Healthcare is the second largest expense after employee wages and continues to be the fastest growing operating expense for employers.
I think we’ll see concentrated efforts from larger companies to provide more integrated health services such as on-site clinics, telehealth visits for remote workers, and utilization of predictive analytics and wearable data in a bid to improve margins. WeWork is heading down this path for their members while companies like Collective Health are helping smaller companies make the transition. I’m also expecting to see additional resources spent on mental and emotional health, an area that continues to fight stigma and staffing shortages.
Automation, tooling, and distribution are recurring themes that we’ve seen play out through many iterations in the past. For me, I think it’s a useful exercise to re-examine these themes every year or two both as a way of generating new product ideas and of understanding of areas where upskilling may be valuable.
What do you think? Do you disagree or think there are more important themes that will define work in the next half decade?
Footnotes
¹ My thoughts here mostly apply to the US, where I have the most access and experience. Though after having spent 20% of my time in China in 2018, I might spend some time thinking about how work in China is changing on an adjacent but somewhat overlapping path.

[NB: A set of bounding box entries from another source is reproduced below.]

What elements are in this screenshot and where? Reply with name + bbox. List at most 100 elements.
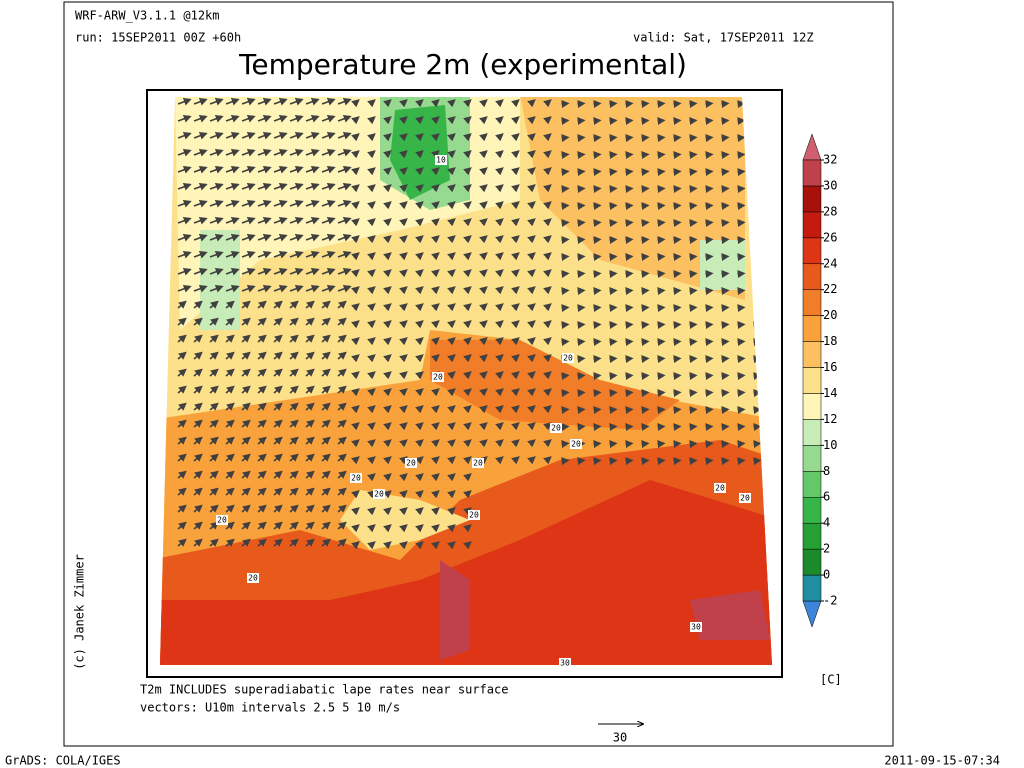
- wind-vector: [705, 372, 714, 381]
- wind-vector: [273, 487, 283, 496]
- wind-vector: [463, 354, 472, 363]
- wind-vector: [367, 371, 376, 380]
- wind-vector: [321, 182, 336, 191]
- wind-vector: [351, 116, 360, 125]
- wind-vector: [753, 287, 762, 296]
- wind-vector: [241, 504, 251, 513]
- wind-vector: [383, 456, 392, 465]
- wind-vector: [495, 99, 504, 108]
- wind-vector: [383, 541, 392, 550]
- wind-vector: [737, 406, 746, 415]
- contour-label: 10: [436, 156, 446, 165]
- map: [160, 97, 772, 665]
- wind-vector: [351, 286, 360, 295]
- wind-vector: [527, 320, 536, 329]
- wind-vector: [527, 167, 536, 176]
- wind-vector: [721, 321, 730, 330]
- wind-vector: [351, 354, 360, 363]
- wind-vector: [209, 131, 224, 140]
- wind-vector: [737, 270, 746, 279]
- wind-vector: [527, 337, 536, 346]
- wind-vector: [657, 117, 666, 126]
- wind-vector: [415, 354, 424, 363]
- wind-vector: [305, 148, 320, 157]
- wind-vector: [383, 371, 392, 380]
- wind-vector: [593, 202, 602, 211]
- wind-vector: [193, 368, 203, 377]
- contour-label: 20: [469, 511, 479, 520]
- wind-vector: [273, 385, 283, 394]
- wind-vector: [399, 167, 408, 176]
- wind-vector: [753, 270, 762, 279]
- wind-vector: [351, 490, 360, 499]
- wind-vector: [753, 100, 762, 109]
- wind-vector: [431, 99, 440, 108]
- wind-vector: [447, 303, 456, 312]
- wind-vector: [177, 538, 187, 547]
- wind-vector: [305, 182, 320, 191]
- wind-vector: [383, 507, 392, 516]
- wind-vector: [209, 351, 219, 360]
- wind-vector: [543, 303, 552, 312]
- wind-vector: [561, 321, 570, 330]
- wind-vector: [447, 354, 456, 363]
- wind-vector: [257, 436, 267, 445]
- wind-vector: [609, 457, 618, 466]
- wind-vector: [689, 321, 698, 330]
- wind-vector: [641, 406, 650, 415]
- wind-vector: [415, 184, 424, 193]
- wind-vector: [193, 521, 203, 530]
- wind-vector: [193, 317, 203, 326]
- contour-label-box: [468, 510, 480, 520]
- wind-vector: [305, 538, 315, 547]
- wind-vector: [351, 337, 360, 346]
- colorbar-triangle: [802, 600, 822, 628]
- wind-vector: [705, 338, 714, 347]
- wind-vector: [225, 487, 235, 496]
- wind-vector: [383, 439, 392, 448]
- wind-vector: [625, 117, 634, 126]
- wind-vector: [479, 303, 488, 312]
- wind-vector: [257, 199, 272, 208]
- wind-vector: [657, 338, 666, 347]
- wind-vector: [305, 97, 320, 106]
- colorbar-tick-label: 30: [823, 178, 837, 192]
- wind-vector: [351, 405, 360, 414]
- colorbar-segment: [802, 211, 822, 239]
- wind-vector: [737, 151, 746, 160]
- wind-vector: [399, 99, 408, 108]
- wind-vector: [479, 167, 488, 176]
- wind-vector: [273, 182, 288, 191]
- wind-vector: [257, 368, 267, 377]
- wind-vector: [321, 148, 336, 157]
- wind-vector: [689, 423, 698, 432]
- wind-vector: [367, 201, 376, 210]
- wind-vector: [577, 355, 586, 364]
- wind-vector: [225, 182, 240, 191]
- contour-label: 20: [473, 459, 483, 468]
- wind-vector: [431, 541, 440, 550]
- colorbar-segment: [802, 289, 822, 316]
- wind-vector: [177, 334, 187, 343]
- wind-vector: [383, 337, 392, 346]
- wind-vector: [673, 389, 682, 398]
- wind-vector: [463, 167, 472, 176]
- wind-vector: [273, 114, 288, 123]
- wind-vector: [289, 114, 304, 123]
- wind-vector: [609, 355, 618, 364]
- wind-vector: [193, 284, 208, 293]
- wind-vector: [625, 304, 634, 313]
- wind-vector: [543, 201, 552, 210]
- wind-vector: [415, 116, 424, 125]
- wind-vector: [593, 372, 602, 381]
- wind-vector: [495, 116, 504, 125]
- wind-vector: [479, 133, 488, 142]
- wind-vector: [753, 423, 762, 432]
- wind-vector: [577, 457, 586, 466]
- wind-vector: [177, 97, 192, 106]
- wind-vector: [383, 405, 392, 414]
- wind-vector: [479, 184, 488, 193]
- wind-vector: [257, 470, 267, 479]
- wind-vector: [305, 131, 320, 140]
- wind-vector: [289, 300, 299, 309]
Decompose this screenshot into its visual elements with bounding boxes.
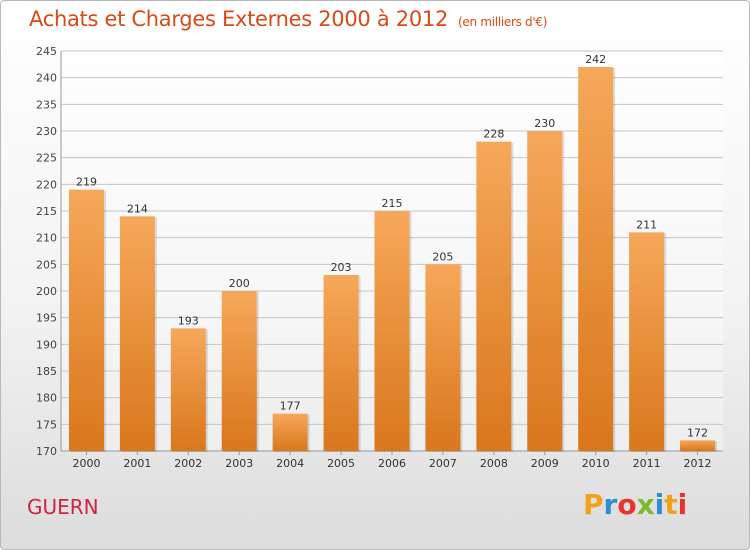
bar	[119, 216, 155, 451]
bar	[170, 328, 206, 451]
logo-letter: o	[617, 488, 637, 521]
logo-letter: x	[636, 488, 655, 521]
bar	[374, 211, 410, 451]
bar	[476, 141, 512, 451]
x-tick-label: 2001	[123, 457, 151, 470]
bar	[527, 131, 563, 451]
bar-value-label: 203	[331, 261, 352, 274]
y-tick-label: 215	[36, 205, 57, 218]
y-tick-label: 245	[36, 45, 57, 58]
logo-letter: i	[654, 488, 665, 521]
y-tick-label: 240	[36, 72, 57, 85]
chart-subtitle: (en milliers d'€)	[458, 15, 548, 29]
y-tick-label: 225	[36, 152, 57, 165]
y-tick-label: 230	[36, 125, 57, 138]
logo-letter: t	[664, 488, 678, 521]
bar-value-label: 215	[382, 197, 403, 210]
bar	[629, 232, 665, 451]
x-tick-label: 2007	[429, 457, 457, 470]
bar	[323, 275, 359, 451]
y-tick-label: 235	[36, 98, 57, 111]
logo-letter: P	[583, 488, 604, 521]
y-tick-label: 210	[36, 232, 57, 245]
bar-value-label: 200	[229, 277, 250, 290]
bar-value-label: 211	[636, 218, 657, 231]
bar-value-label: 219	[76, 176, 97, 189]
x-tick-label: 2012	[684, 457, 712, 470]
y-tick-label: 190	[36, 338, 57, 351]
bar-value-label: 242	[585, 53, 606, 66]
proxiti-logo: Proxiti	[583, 488, 687, 521]
logo-letter: r	[603, 488, 618, 521]
logo-letter: i	[677, 488, 688, 521]
x-tick-label: 2004	[276, 457, 304, 470]
y-tick-label: 200	[36, 285, 57, 298]
y-tick-label: 180	[36, 392, 57, 405]
bar	[272, 413, 308, 451]
x-tick-label: 2003	[225, 457, 253, 470]
y-tick-label: 195	[36, 312, 57, 325]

² Examples of unskilled workers are cashiers, cleaners, construction workers, and farm laborers. Semi-skilled workers complete repetitive tasks but require some training and monitoring. Examples include truck drivers, restaurant waiters and cooks, and customer service representatives. Skilled workers include teachers, electricians, sales representatives, and law enforcement officers. Tasks require decision making but training can be done in a relatively short time frame. Highly skilled workers include doctors, lawyers, architects, scientists, engineers, and financial managers, who often must make decisions or generate new ideas in a broad range of uncertain situations.
³ On a related note, I don’t quite yet have a clear thesis on the impact of a widening gap in income distribution.